Malware Engineer for Moonlock

Since 2008, MacPaw has been creating complex technology and packaging it into Mac apps everyone can use. And as cyber threats started looming over the Apple ecosystem, they became a special focus of our work, leading to the creation of Moonlock — MacPaw’s dedicated cybersecurity division.

We are looking for a Malware Engineer to join Moonlock — someone detail-oriented, careful, and attentive in their work. This role is a good fit for a technically curious and ambitious person who enjoys deep technical analysis, values accuracy, and likes understanding how things work at a low level.

You will be part of a highly collaborative macOS-focused malware research lab, working closely with teammates, sharing findings, exchanging feedback, and continuously improving our detection pipeline in a fast-evolving threat landscape.

In this role, you will:

• Review new macOS malware samples and analyze their purpose, functionality, and behavior.

• Perform static analysis to identify malicious logic, artifacts, and patterns relevant for detection. 

• Conduct controlled dynamic analysis in an internal sandbox environment to observe runtime behavior.

• Capture and document key behavioral indicators, including file system, process, and network activity.

• Create basic detection content (e.g., simple YARA rules) under the guidance of the team.

• Improve or fine-tune existing signatures based on feedback and new analysis insights.

• Collect and structure IoCs derived from analysis results.

• Prepare short internal write-ups to share findings, conclusions, and recommended next steps with the team.

Skills you’ll need to bring:

• English proficiency at an Intermediate level or higher.

• Strong experience in reverse engineering, with the ability to analyze macOS binaries using tools such as Ghidra, IDA, Hopper, LLDB, or Frida.

• Solid understanding of macOS internals, including Mach-O format, process model, system APIs, persistence mechanisms, code signing, and basic kernel-level concepts.

• Hands-on experience with static malware analysis to extract functionality, identify malicious patterns, and support detection development.

• Ability to perform controlled dynamic analysis of malware samples and document behavioral indicators.

• Proficiency in writing clear and accurate YARA rules and other signature types based on code, metadata, and behavioral artifacts.

• Familiarity with common anti-analysis, anti-VM, and anti-debugging techniques and an understanding of how to bypass or interpret them.

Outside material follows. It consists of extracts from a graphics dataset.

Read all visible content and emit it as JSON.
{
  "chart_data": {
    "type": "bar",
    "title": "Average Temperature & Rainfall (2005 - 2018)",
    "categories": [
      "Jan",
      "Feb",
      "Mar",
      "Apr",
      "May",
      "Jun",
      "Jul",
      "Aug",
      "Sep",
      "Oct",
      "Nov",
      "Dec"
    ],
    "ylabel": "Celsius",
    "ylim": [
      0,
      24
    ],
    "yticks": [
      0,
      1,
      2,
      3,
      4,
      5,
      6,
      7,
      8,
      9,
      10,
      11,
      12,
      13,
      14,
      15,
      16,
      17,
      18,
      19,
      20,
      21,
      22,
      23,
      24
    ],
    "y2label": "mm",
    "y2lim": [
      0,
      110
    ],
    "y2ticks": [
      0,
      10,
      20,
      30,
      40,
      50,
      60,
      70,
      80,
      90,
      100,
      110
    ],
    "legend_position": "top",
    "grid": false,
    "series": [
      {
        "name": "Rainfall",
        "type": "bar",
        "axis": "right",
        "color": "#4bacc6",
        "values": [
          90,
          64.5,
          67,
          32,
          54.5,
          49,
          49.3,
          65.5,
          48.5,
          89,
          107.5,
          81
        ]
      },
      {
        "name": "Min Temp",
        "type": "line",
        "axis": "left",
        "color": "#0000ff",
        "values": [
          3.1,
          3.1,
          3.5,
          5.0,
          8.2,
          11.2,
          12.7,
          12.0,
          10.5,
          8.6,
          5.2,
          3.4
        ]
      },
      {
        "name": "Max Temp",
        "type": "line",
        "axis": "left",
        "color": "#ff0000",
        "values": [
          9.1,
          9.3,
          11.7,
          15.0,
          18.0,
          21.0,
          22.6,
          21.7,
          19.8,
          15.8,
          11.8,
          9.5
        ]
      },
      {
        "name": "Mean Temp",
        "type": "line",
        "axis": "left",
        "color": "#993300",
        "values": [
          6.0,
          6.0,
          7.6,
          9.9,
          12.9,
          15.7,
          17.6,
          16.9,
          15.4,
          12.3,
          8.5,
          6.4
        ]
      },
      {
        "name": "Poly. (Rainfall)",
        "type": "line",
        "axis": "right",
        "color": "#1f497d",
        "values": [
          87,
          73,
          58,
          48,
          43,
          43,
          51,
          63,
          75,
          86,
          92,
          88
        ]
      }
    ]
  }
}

• Understanding of Threat Intelligence fundamentals and the ability to map malware behavior to known tactics and techniques (e.g., MITRE ATT&CK).

• Experience collecting IoCs and transforming analysis results into actionable detection content.

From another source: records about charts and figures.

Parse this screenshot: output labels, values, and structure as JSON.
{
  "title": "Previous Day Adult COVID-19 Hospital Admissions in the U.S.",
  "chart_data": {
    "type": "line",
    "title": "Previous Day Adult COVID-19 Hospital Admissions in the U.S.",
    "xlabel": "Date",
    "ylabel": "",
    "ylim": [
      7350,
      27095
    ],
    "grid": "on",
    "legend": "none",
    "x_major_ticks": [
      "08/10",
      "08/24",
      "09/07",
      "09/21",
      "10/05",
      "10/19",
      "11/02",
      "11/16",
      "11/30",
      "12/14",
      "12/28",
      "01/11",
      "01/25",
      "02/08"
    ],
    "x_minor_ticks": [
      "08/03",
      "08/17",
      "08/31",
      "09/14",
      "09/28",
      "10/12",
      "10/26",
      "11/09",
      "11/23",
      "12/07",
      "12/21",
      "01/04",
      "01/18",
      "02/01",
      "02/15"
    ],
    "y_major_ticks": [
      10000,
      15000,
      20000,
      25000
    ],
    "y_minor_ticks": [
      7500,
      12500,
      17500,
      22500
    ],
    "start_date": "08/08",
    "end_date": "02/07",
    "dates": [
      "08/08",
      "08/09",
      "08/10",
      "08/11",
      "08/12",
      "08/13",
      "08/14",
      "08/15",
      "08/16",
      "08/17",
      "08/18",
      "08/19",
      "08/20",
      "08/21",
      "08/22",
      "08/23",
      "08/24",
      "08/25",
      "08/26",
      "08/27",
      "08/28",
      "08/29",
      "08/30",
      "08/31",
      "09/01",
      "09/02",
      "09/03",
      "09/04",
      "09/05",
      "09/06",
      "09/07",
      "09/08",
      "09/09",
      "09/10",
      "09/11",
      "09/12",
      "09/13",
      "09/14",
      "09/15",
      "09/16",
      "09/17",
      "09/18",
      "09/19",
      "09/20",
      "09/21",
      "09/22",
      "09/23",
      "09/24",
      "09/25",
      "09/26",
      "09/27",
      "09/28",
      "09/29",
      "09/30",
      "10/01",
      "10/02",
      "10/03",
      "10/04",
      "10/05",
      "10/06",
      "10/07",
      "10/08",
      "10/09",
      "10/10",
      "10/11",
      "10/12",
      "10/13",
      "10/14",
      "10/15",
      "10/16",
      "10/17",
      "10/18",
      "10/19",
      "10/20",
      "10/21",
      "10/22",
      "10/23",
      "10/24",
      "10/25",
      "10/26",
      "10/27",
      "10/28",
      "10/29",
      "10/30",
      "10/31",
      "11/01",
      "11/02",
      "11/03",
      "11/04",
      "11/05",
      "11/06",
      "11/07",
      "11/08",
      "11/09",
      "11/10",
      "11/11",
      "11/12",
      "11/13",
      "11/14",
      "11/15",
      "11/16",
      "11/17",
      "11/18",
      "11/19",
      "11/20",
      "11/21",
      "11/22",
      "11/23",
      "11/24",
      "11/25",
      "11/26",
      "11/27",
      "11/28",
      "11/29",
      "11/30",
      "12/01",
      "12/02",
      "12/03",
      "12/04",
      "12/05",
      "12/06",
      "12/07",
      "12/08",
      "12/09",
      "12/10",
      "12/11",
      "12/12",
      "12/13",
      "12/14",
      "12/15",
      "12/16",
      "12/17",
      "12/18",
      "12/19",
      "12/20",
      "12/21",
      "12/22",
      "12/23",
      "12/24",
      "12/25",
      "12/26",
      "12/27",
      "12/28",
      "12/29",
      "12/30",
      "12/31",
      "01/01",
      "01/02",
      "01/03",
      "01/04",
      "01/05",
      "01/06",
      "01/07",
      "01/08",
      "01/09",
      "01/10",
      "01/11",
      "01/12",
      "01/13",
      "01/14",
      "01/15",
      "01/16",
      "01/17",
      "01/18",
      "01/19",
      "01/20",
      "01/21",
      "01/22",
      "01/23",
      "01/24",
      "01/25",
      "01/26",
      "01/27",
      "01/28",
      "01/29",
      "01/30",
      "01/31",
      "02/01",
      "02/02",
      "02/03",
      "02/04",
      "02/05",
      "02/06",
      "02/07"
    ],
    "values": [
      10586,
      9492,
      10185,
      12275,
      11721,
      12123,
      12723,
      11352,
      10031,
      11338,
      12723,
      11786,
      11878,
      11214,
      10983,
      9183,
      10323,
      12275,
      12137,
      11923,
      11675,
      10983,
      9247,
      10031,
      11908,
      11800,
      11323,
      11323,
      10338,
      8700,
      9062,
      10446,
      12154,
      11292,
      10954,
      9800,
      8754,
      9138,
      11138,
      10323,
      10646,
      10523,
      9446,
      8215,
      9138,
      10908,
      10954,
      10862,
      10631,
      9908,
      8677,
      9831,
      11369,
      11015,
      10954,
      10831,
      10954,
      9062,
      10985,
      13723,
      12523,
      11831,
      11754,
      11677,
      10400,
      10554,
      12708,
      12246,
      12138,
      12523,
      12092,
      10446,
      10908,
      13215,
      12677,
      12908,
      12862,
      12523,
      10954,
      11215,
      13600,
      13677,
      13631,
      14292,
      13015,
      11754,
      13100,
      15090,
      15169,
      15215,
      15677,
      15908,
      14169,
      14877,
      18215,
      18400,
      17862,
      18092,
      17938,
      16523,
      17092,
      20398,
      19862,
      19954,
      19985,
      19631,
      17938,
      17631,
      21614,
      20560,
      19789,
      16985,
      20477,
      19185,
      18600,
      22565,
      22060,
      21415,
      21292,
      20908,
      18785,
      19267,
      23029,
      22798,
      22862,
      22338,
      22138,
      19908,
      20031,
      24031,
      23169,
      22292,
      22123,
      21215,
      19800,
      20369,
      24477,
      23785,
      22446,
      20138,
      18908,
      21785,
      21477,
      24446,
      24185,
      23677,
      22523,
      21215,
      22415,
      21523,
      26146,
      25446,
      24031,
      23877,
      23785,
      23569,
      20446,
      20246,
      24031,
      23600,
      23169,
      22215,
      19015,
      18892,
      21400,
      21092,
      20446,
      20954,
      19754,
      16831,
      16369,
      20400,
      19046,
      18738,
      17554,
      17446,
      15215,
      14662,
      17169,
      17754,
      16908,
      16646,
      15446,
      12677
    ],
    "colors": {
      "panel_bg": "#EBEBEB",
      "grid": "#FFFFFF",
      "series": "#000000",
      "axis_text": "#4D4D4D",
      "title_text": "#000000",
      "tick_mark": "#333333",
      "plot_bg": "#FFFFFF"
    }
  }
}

• Ability to clearly communicate technical findings to teammates, PMs/EMs, and occasionally support engineering teams.

• Strong problem-solving mindset, curiosity, and proactive attitude toward learning new malware families and techniques.

• Intermediate scripting skills (Python or similar) for automating analysis tasks and supporting internal tooling.

As a plus:

• Experience analyzing advanced macOS malware families, including those using persistence, injection, or stealth techniques.

• Familiarity with Objective-C, Swift, C/C++, or assembly-level understanding of macOS calling conventions.

• Experience working with macOS sandbox technologies, Endpoint Security Framework, or system-level event tracing tools (e.g., eslogger, fs_usage, instruments).